While the big California news this past weekend was the 91st annual Academy Awards, a different kind of history occurred in the northern part of America’s nation-state.
Quietly, with little fanfare or notice, the Golden State said hello to its first female governor.
Granted, it comes with an asterisk. Lieutenant governor Eleni Kounalakis became California’s acting governor when Gavin Newsom, the man elected to the job last November, traveled to the nation’s capital for the National Governors Association’s winter meeting.
Since its inception 170 years ago, California constitutional law has dictated that a governor must be inside state lines to exercise the powers of the office. Once Newsom returned to Sacramento, so ended Kounalakis’s brief reign.

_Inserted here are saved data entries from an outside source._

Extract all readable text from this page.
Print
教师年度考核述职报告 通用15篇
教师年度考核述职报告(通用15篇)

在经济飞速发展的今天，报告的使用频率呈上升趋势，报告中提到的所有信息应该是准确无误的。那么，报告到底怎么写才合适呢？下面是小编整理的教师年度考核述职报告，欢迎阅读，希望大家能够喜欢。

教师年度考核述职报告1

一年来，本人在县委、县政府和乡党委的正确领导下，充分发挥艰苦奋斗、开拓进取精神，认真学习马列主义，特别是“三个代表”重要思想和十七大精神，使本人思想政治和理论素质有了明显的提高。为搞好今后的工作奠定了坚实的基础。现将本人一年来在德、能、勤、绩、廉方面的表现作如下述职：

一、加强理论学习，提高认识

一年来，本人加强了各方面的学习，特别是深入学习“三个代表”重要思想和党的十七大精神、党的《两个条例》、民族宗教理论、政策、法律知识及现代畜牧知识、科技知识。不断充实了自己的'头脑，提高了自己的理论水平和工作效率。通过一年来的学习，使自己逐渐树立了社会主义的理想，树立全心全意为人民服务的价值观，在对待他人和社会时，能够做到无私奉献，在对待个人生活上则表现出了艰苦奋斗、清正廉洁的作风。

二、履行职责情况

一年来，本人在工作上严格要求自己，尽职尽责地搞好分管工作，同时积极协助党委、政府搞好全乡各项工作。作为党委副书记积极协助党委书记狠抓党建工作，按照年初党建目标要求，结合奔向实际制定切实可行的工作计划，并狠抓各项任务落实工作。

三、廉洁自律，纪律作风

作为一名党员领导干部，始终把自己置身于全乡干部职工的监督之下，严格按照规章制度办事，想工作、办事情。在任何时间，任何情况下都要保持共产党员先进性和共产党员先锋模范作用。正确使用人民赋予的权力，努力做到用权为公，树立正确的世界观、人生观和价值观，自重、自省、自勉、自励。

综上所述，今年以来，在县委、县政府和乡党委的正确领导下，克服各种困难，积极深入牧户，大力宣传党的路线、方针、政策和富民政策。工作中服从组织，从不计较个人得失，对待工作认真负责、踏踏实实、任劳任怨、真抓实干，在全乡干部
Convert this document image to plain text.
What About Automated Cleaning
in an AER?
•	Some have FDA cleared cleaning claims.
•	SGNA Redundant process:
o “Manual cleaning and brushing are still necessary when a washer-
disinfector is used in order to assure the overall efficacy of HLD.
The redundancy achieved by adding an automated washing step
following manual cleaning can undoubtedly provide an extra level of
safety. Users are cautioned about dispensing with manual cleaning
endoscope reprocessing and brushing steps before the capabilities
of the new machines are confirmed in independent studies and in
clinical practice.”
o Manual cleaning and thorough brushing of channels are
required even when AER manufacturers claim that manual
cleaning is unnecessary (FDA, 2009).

In an alternative universe in which the lieutenant governor was a Republican, this would present a headache for California’s state government given the tense relationship between the Democratic state leadership and the Trump Administration.
In fact, it would be a replay of what occurred in Sacramento four decades ago, when an upstart GOP lieutenant governor did his best to irk the sitting Democratic governor.
About what transpired 40 years ago: in 1979, for the first time in 85 years, California didn’t have a governor and lieutenant governor from the same political party. Republican Mike Curb was a 34-year-old political upstart, having won his first campaign the previous fall. Democrat Jerry Brown, only seven years older than Curb but already a winner in three statewide contests, was restless: he planned to use his fifth year as governor to travel outside the state pushing for a federal balanced budget constitutional amendment and beginning a second presidential quest (Brown had previously sought the presidency in 1976).
It didn’t take long for the two officeholders to clash. Brown would leave California airspace, and Curb would spring into action. While serving as California’s acting governor, he made 431 appointments and signed more than 30 bills and proclamations.
Of course, this proved to be a major inconvenience for Brown. Before going on an April campaign trip to New Hampshire, for example, the elected governor made nearly three dozen judicial appointments so as to pre-empt Curb from doing the same as in his capacity as acting governor. That was prompted after Curb had put forward the nomination of a Republican Superior Court judge for a state appellate court vacancy while Brown was back in Washington testifying before a Senate committee.
Eventually, Brown asked the California Supreme Court to decide the extent of an “acting” governor’s authority—whether it be only emergency actions, as Brown contended, or Curb’s interpretation that the lieutenant governor enjoys full authority when the elected governor is out of state. In the matter of Brown v. Curb, the court held that Article V, Section 10 of the California Constitution gives the acting governor complete gubernatorial power, including judicial appointments. But it also held that, in cases where a gubernatorial appointment requires confirmation, the elected governor can pull the acting governor’s nominee (in this case, Brown rescinded the appointment of Armand Arabian, who would go on to be a California Supreme Court justice).
None of this drama is likely to happen in today’s Sacramento. Newsom and Kounalakis come not only from the same party, but also the same city (San Francisco, where she resides and Newsom once ruled as mayor) and the same circle of political allies.
Besides, Newsom provides a roadmap for how Kounalakis should proceed for the next four to eight years, should she one day want to campaign for governor. During his eight years as lieutenant governor, Newsom kept his differences with his governor to a public minimum while staying politically relevant (i.e., championing ballot measures and amassing an impressive donor network).
But that doesn’t mean some changes shouldn’t be in order. Forty years after the California Supreme affirmed the powers of the acting governor, state lawmakers should revisit the question of gubernatorial authority.
I suggest one or two alterations to the state constitution:
- First, the governor and lieutenant governor—if we must have the second office—should be changed from separately elected offices to one political ticket.
- Second, allow a governor to remain in charge of the Golden State regardless of where he or she is physically located.
Imagine, for a moment, that the nation played by California’s rules and chose its president and vice presidents in separate elections, with the veep in charge when the president left US airspace. President Trump could still travel overseas for summits, as he’s done this week. But what would happen back in Washington, with Democratic vice president Tim Kaine able to make appointments and issue executive orders?
Thanks to the internet, cell phones, and FaceTime, a California governor can just as effectively do the job in Horseshoe Bend, Idaho, as in the “Horseshoe”—the nickname for the governor’s State Capitol office.
Moreover, amending the state constitution would end the comical practice of a traveling (and somewhat paranoid) California governor taking along attaché cases full of pending legislation so as to prevent a lieutenant governor from signing and vetoing bills (I worked for a Republican governor’s office that feared a Democratic lieutenant governor engaging in such chicanery).
If Newsom proves to be a wanderlust governor, then Kounalakis will have plenty more opportunities to assume his powers while he’s out of the state. Perhaps she’ll issue a few executive orders. And were an emergency to occur on her watch, it’d be interesting to see how fast Newsom would skedaddle back to California.
In basketball, “traveling” is a transgression. It shouldn’t be so for a California governor.